Of course, quite a lot of fanfic does not work, and that may very well be because the writer doesn't understand the work, or is letting her wishes distort that understanding -- or just isn't a very good writer. But those things are true of parody and reviews as well. I'm not quite sure I'm getting the distinction that "the work as a whole" is meant to be making.
I agree that fanfic is a more emotional dialogue than review -- that's partly why I value it, because one of the things it says that review has trouble with is what emotional reaction the canon produced. I don't know that it's more emotional than parody, or just a different range of emotions, though I suppose mockery is inherently more distancing than love.
It explores other possibilities and permutations (if I understand what you've said correctly) that the original work did not -- or hasn't yet. Or never will.
Often.
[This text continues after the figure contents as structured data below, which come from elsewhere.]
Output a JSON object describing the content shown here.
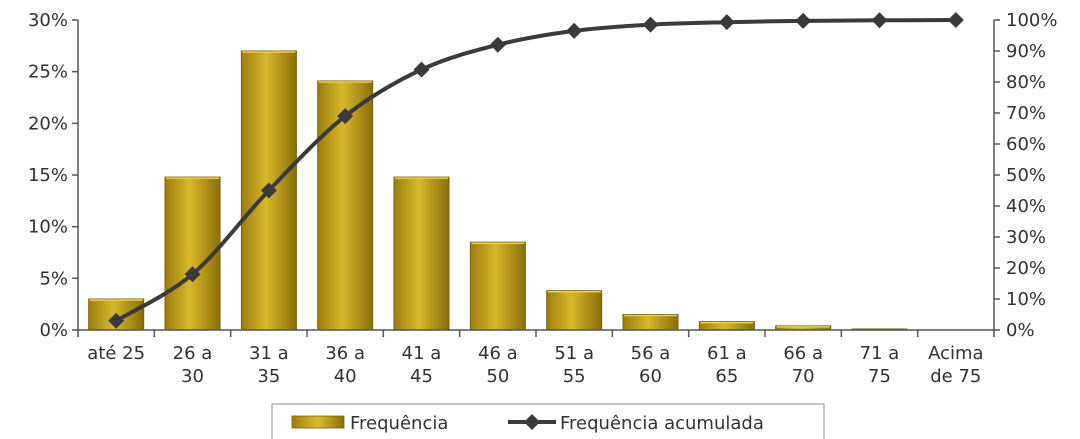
{
  "chart_data": {
    "type": "bar",
    "categories": [
      [
        "até 25"
      ],
      [
        "26 a",
        "30"
      ],
      [
        "31 a",
        "35"
      ],
      [
        "36 a",
        "40"
      ],
      [
        "41 a",
        "45"
      ],
      [
        "46 a",
        "50"
      ],
      [
        "51 a",
        "55"
      ],
      [
        "56 a",
        "60"
      ],
      [
        "61 a",
        "65"
      ],
      [
        "66 a",
        "70"
      ],
      [
        "71 a",
        "75"
      ],
      [
        "Acima",
        "de 75"
      ]
    ],
    "series": [
      {
        "name": "Frequência",
        "type": "bar",
        "axis": "left",
        "color": "#c8a317",
        "values": [
          3.0,
          14.8,
          27.0,
          24.1,
          14.8,
          8.5,
          3.8,
          1.5,
          0.8,
          0.4,
          0.1,
          0.0
        ]
      },
      {
        "name": "Frequência acumulada",
        "type": "line",
        "axis": "right",
        "color": "#3a3a3a",
        "marker": "diamond",
        "values": [
          3,
          18,
          45,
          69,
          84,
          92,
          96.5,
          98.5,
          99.3,
          99.7,
          99.9,
          100
        ]
      }
    ],
    "y_left": {
      "ylim": [
        0,
        30
      ],
      "ticks": [
        0,
        5,
        10,
        15,
        20,
        25,
        30
      ],
      "tick_labels": [
        "0%",
        "5%",
        "10%",
        "15%",
        "20%",
        "25%",
        "30%"
      ]
    },
    "y_right": {
      "ylim": [
        0,
        100
      ],
      "ticks": [
        0,
        10,
        20,
        30,
        40,
        50,
        60,
        70,
        80,
        90,
        100
      ],
      "tick_labels": [
        "0%",
        "10%",
        "20%",
        "30%",
        "40%",
        "50%",
        "60%",
        "70%",
        "80%",
        "90%",
        "100%"
      ]
    },
    "grid": false,
    "legend_position": "bottom",
    "colors": {
      "axis": "#555555",
      "bar_light": "#e9cf57",
      "bar_dark": "#8a6e0a"
    }
  }
}
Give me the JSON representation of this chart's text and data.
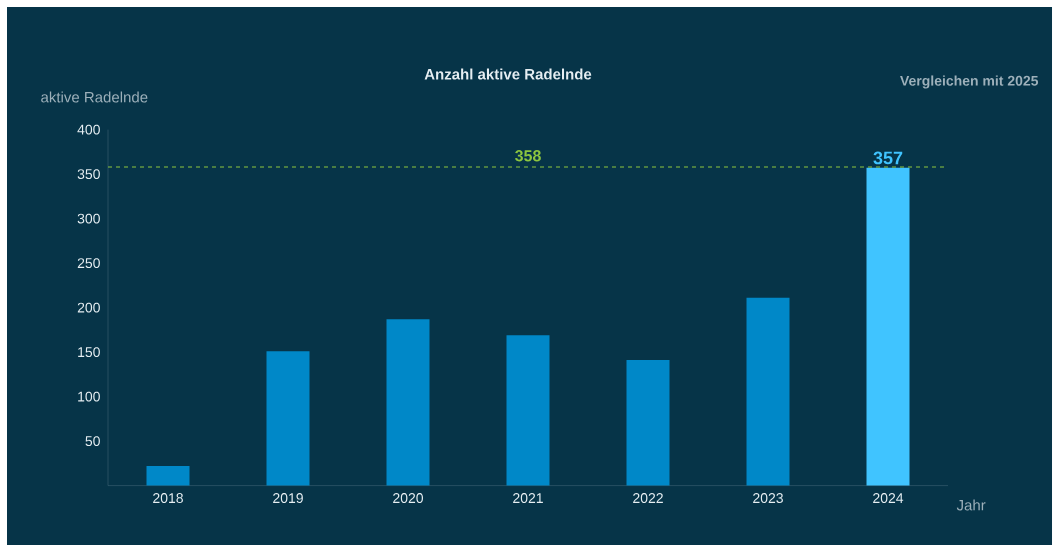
{
  "chart_data": {
    "type": "bar",
    "title": "Anzahl aktive Radelnde",
    "ylabel": "aktive Radelnde",
    "xlabel": "Jahr",
    "categories": [
      "2018",
      "2019",
      "2020",
      "2021",
      "2022",
      "2023",
      "2024"
    ],
    "values": [
      22,
      151,
      187,
      169,
      141,
      211,
      357
    ],
    "colors": [
      "#0088c8",
      "#0088c8",
      "#0088c8",
      "#0088c8",
      "#0088c8",
      "#0088c8",
      "#40c4ff"
    ],
    "value_labels": [
      null,
      null,
      null,
      null,
      null,
      null,
      "357"
    ],
    "ylim": [
      0,
      400
    ],
    "yticks": [
      50,
      100,
      150,
      200,
      250,
      300,
      350,
      400
    ],
    "ref_lines": [
      {
        "axis": "y",
        "value": 358,
        "label": "358",
        "color": "#8dc63f",
        "line_style": "dashed"
      }
    ],
    "annotations": [
      "Vergleichen mit 2025"
    ],
    "grid": false
  }
}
Other kinds try to recreate as close to canon as possible. But it has to be somewhat different, or it's just plagiarism.
one being, I have some attachment to my copyright.
*nodsnodsnods* Of course you do. I'm hoping, if/when I'm able to publish a novel, to do so under a Creative Commons license which would allow noncommercial derivative works with attribution and retain the rest of my rights.
Digression: I only know of one first novelist (Cory Doctorow) who published under a Creative Commons license, so I don't know how possible that would be to negotiate. And right now CC either allows derivative works only, but can be for profit, or nonprofit only, but including verbatim copying as well as derivative works. I did ask for a nonprofit sampling only license when they were developing it, but it didn't happen.) End digression.
property is first presented. Joss Whedon approves of fanfic, but he's doing Television, and I bet he'd be a lot less happy if fanfic writers were to get together and produce and air their own version of Buffy.
People do make fan videos, mostly by reediting footage. I don't know how Joss feels about it. Lucas Arts had a contest for Star Wars fanvids, though, so I don't think objection is a universal reaction to work in the same medium.